Last week, Rush Limbaugh again got some on-air mileage with his mistress shtick, implying that soon-to-be wife-to-be #4 (gotta hand it to those Republicans who practice their one-at-a-time form of polygamy), had emailed him about President Bush’s October 6 ‘war on terror’ speech.
Her name: CNN’s Daryn Kagan
I say let’s try an intervention in an attempt to save Ms. Kagan from future misery.
Daryn honey. I don’t know how to gently break this to you but Rush has but one real mistress.
Her name (R)oxy Contin.
You ask who this floozy is?
Well, she comes in many colors (how exotic!) and apparently the more Rush ‘had’ of her, the more he wanted:
According to Rush’s former housekeeper, he and (R)oxy did it about 4,350 times in one 47-day period. (Rushy’s gotta be getting some other ‘help’ here–maybe from something in blue?)
Daryn, you ask how in the world would Rush’s housekeeper know?

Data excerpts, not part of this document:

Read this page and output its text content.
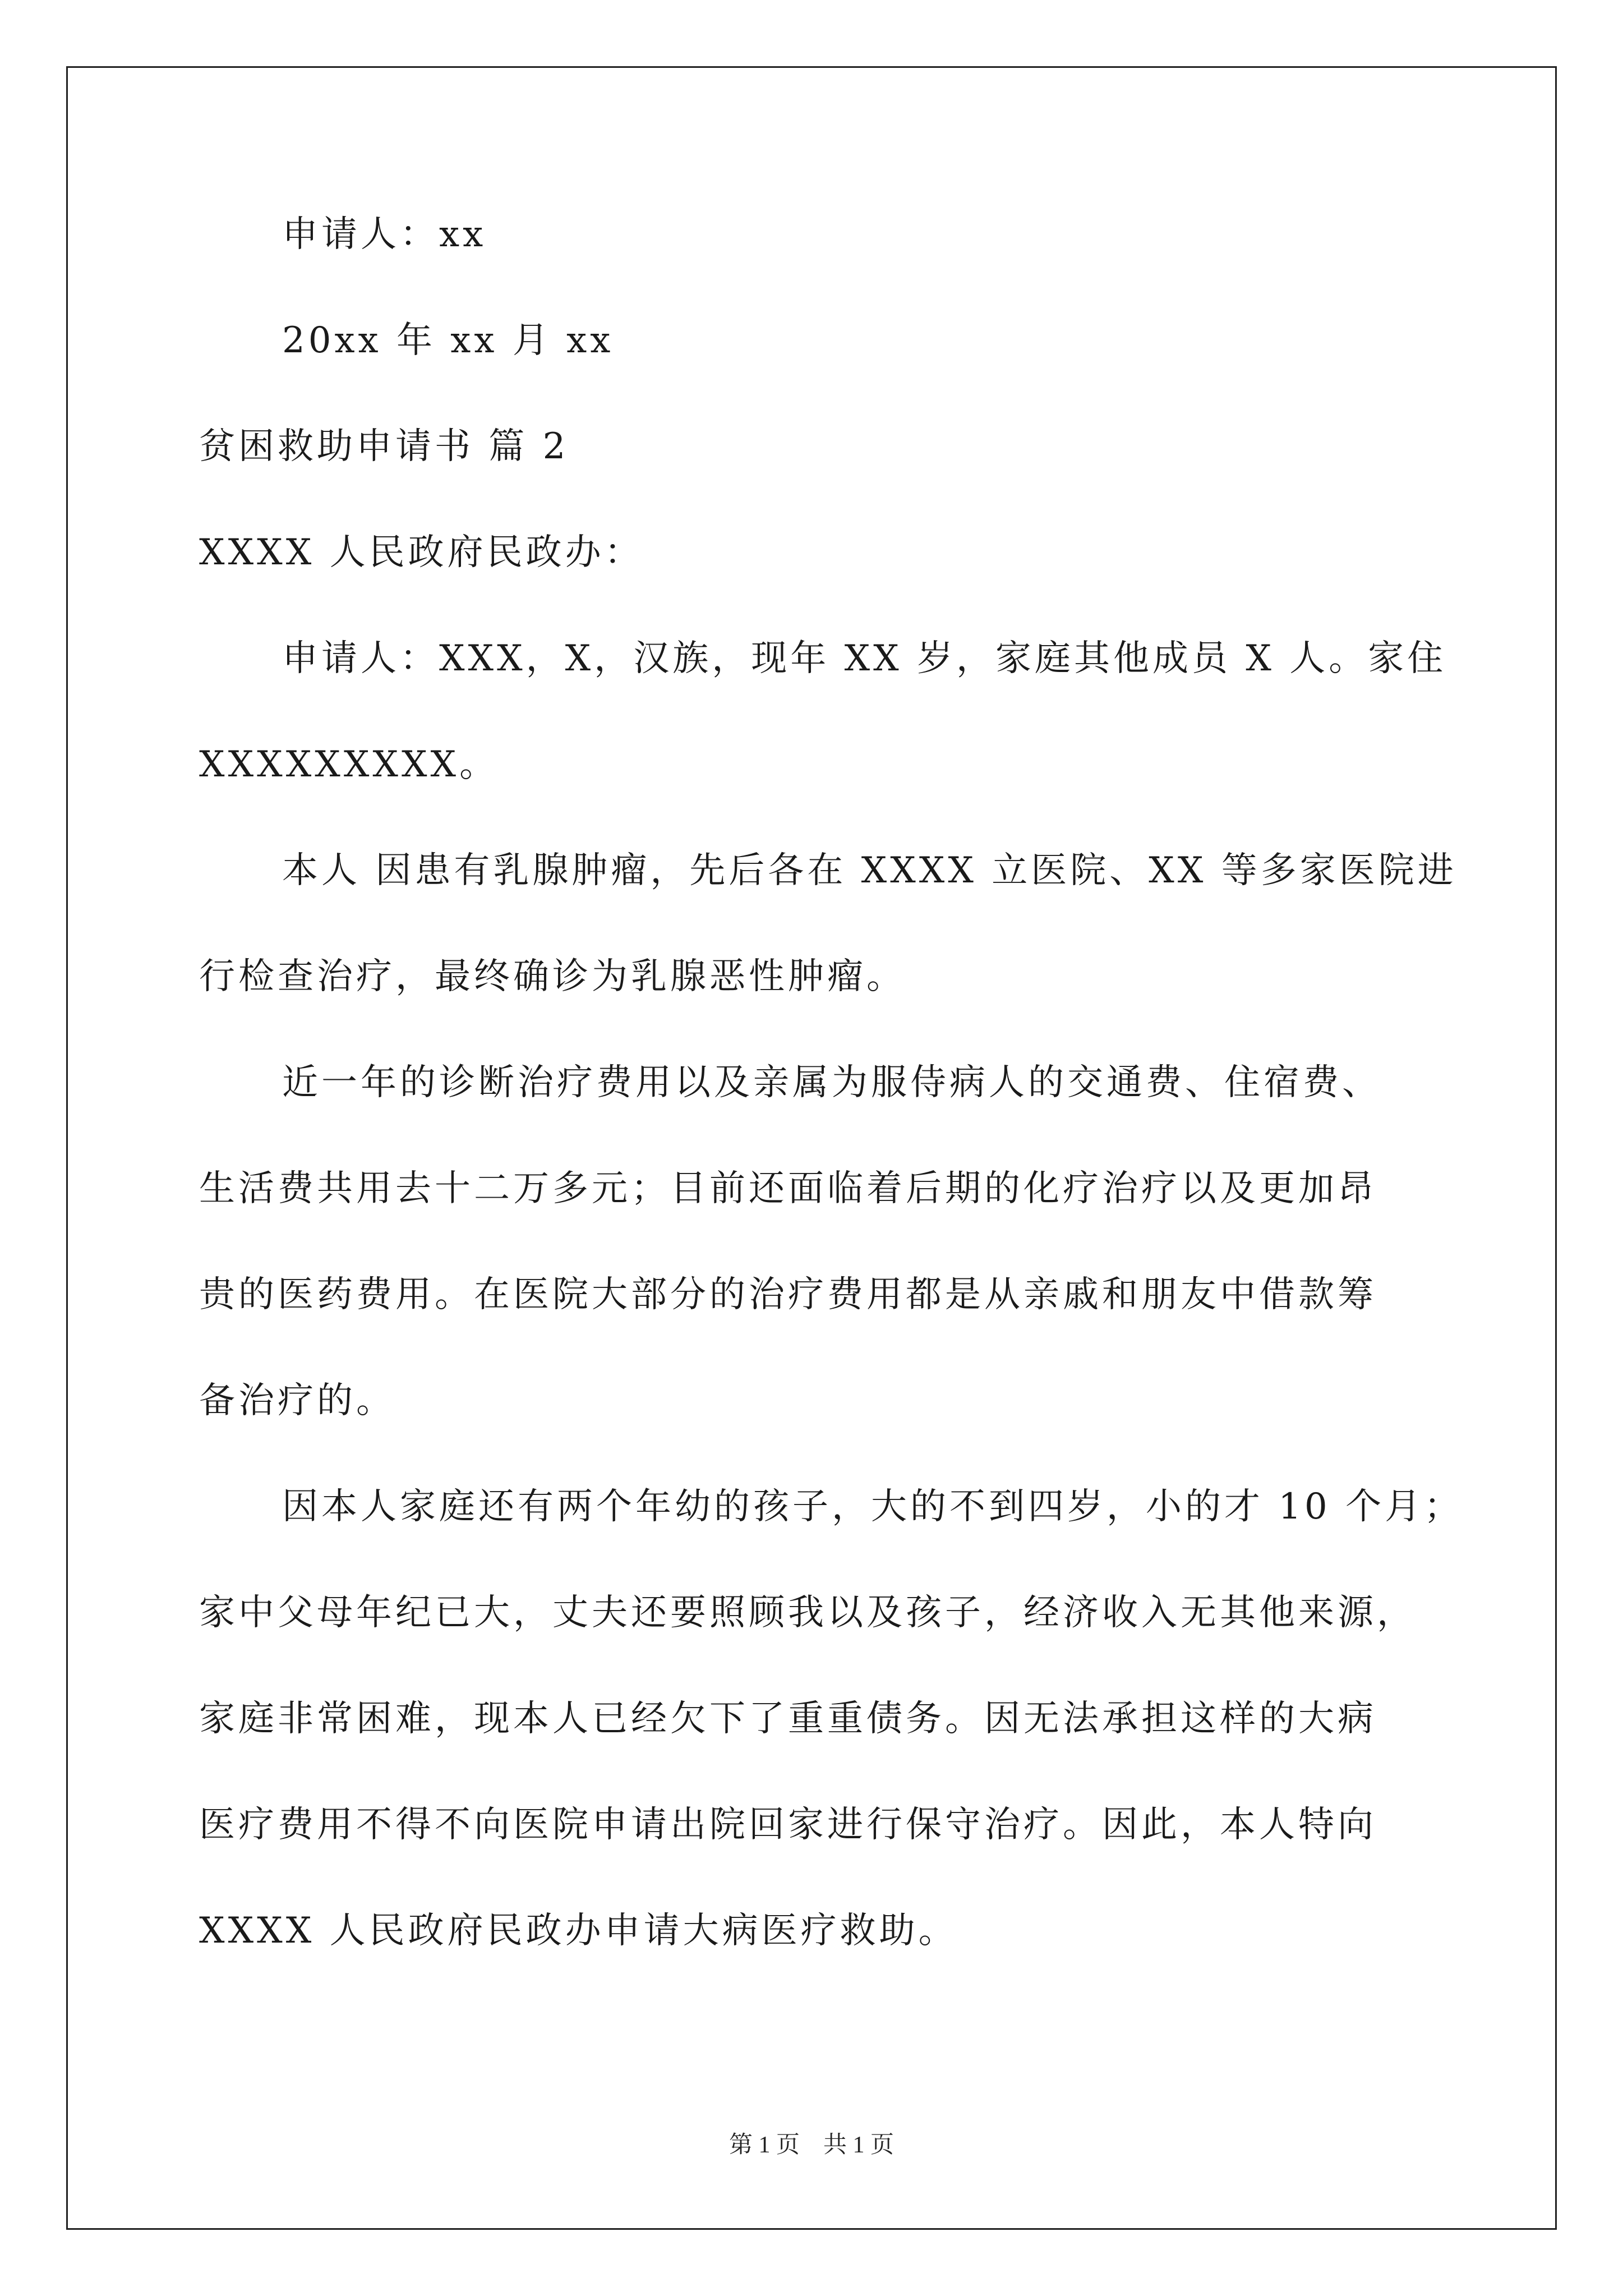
申请人：xx
20xx 年 xx 月 xx
贫困救助申请书 篇 2
XXXX 人民政府民政办：
申请人：XXX，X，汉族，现年 XX 岁，家庭其他成员 X 人。家住
XXXXXXXXX。
本人 因患有乳腺肿瘤，先后各在 XXXX 立医院、XX 等多家医院进
行检查治疗，最终确诊为乳腺恶性肿瘤。
近一年的诊断治疗费用以及亲属为服侍病人的交通费、住宿费、
生活费共用去十二万多元；目前还面临着后期的化疗治疗以及更加昂
贵的医药费用。在医院大部分的治疗费用都是从亲戚和朋友中借款筹
备治疗的。
因本人家庭还有两个年幼的孩子，大的不到四岁，小的才 10 个月；
家中父母年纪已大，丈夫还要照顾我以及孩子，经济收入无其他来源，
家庭非常困难，现本人已经欠下了重重债务。因无法承担这样的大病
医疗费用不得不向医院申请出院回家进行保守治疗。因此，本人特向
XXXX 人民政府民政办申请大病医疗救助。
第 1 页    共 1 页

Reports indicate she was also involved–apparently some sort of ‘menage a trois’ type arrangement.
Dear Daryn, yes, Rush does like to shop, one of his many endearing attractions to females. Unfortunately, ‘doctor shopping’ violates various legal statutes.
But we have a question for you Daryn. Why has Rush, who underwent cochlear implant surgery to repair deafness somehow brought on by his association with the dastardly (R)oxy, has apparently only recovered in his right (wrong) ear?